Surgical Indications
Surgery is not primary treatment but is indicated for specific complications 6, 4:
- Neurological deficits or spinal cord compression requiring urgent decompression 1, 6, 4
- Spinal instability that cannot be managed conservatively 6, 4
- Severe or progressive kyphosis (typically >40-60 degrees) 6, 4
- Large paraspinal or epidural abscess causing mass effect 6, 4
- Failure of medical therapy after adequate trial (rare) 6, 4
Surgical procedures typically involve debridement of tuberculous tissue, bone grafting, and internal fixation 6, 4. The choice of surgical approach (anterior, posterior, or combined) depends on the extent and location of disease 6.

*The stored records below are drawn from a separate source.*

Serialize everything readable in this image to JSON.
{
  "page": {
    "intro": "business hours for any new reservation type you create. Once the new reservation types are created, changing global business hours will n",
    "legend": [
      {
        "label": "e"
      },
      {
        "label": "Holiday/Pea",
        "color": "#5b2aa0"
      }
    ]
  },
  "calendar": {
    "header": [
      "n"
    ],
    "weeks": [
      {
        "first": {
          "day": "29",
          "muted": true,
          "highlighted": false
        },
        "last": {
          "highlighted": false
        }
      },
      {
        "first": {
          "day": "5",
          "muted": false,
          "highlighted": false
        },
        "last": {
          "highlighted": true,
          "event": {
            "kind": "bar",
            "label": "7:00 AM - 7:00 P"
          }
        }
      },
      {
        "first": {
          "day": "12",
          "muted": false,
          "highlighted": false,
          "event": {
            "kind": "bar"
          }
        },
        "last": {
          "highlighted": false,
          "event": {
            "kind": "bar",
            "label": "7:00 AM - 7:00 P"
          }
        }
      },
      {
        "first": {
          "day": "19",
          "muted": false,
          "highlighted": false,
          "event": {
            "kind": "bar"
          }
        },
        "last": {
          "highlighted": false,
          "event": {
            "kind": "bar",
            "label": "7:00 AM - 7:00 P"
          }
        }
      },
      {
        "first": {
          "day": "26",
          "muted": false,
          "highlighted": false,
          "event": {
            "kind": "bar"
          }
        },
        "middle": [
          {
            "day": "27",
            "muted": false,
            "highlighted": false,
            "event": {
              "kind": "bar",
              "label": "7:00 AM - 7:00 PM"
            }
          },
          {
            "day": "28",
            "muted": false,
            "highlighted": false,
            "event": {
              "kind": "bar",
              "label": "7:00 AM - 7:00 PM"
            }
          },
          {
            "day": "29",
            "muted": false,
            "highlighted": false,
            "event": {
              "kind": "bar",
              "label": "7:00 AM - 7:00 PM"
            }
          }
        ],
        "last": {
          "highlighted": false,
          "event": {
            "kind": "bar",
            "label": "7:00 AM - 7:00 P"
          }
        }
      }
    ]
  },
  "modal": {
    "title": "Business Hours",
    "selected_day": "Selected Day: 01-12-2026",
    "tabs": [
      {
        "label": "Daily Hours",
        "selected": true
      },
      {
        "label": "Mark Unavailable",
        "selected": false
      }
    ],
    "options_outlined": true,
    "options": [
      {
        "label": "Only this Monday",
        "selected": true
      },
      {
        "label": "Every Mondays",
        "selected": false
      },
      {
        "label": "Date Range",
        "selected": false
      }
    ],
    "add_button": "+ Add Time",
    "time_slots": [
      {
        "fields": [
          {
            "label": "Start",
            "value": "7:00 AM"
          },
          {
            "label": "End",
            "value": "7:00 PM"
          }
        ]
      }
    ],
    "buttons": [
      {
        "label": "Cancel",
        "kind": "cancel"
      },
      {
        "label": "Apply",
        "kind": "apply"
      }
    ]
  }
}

Patient-Centered Adherence Support
A critical element of successful treatment is ensuring adherence through:
- Directly observed therapy (DOT) for all patients when feasible, or at minimum for high-risk patients (homeless, substance users, prior nonadherence) 1
- Patient education and counseling about the disease and importance of completing therapy 1
- Social support services including material support, tracers, and community-based care 1
- Treatment supporters acceptable to both patient and health system 1
Special Populations
HIV Co-infection
- All HIV-positive patients should receive the same 6-month regimen with daily dosing 1
- Rifampicin markedly reduces protease inhibitor levels via CYP3A induction 1, 2
- Preferred strategy: Discontinue protease inhibitors and use alternative antiretrovirals during TB treatment 1, 2
- Alternative: Substitute rifabutin (at reduced dose) for rifampicin if protease inhibitors must be continued 1, 2
Drug-Resistant Tuberculosis
If resistance to isoniazid or rifampicin is detected, refer immediately to a center with expertise in multidrug-resistant TB 1. Treatment duration will be substantially longer (18-24 months minimum) 1.
Common Pitfalls to Avoid
- Do not extend treatment beyond 6 months for uncomplicated spinal TB without CNS involvement 1
- Do not use intermittent (twice- or thrice-weekly) regimens in HIV-positive patients due to high relapse rates and acquired resistance 1
- Do not omit pyrazinamide from the initial phase; if pyrazinamide cannot be used, extend total treatment to 9 months 1
- Do not confuse spinal TB with other causes of spondylodiscitis (e.g., brucellosis, bacterial osteomyelitis); obtain microbiological confirmation whenever possible 7
- Do not assume all patients need surgery; the vast majority respond to medical therapy alone 6, 4
Treatment Endpoints
Response should be assessed by:
- Resolution of constitutional symptoms (fever, night sweats, weight loss) 1
- Improvement in back pain and neurological function 4, 5
- Radiological improvement (though this lags clinical improvement and should not delay treatment completion) 5, 8
Treatment can be stopped after 6 months if the patient has received the full regimen including pyrazinamide, shows clinical improvement, and has no evidence of drug resistance 1.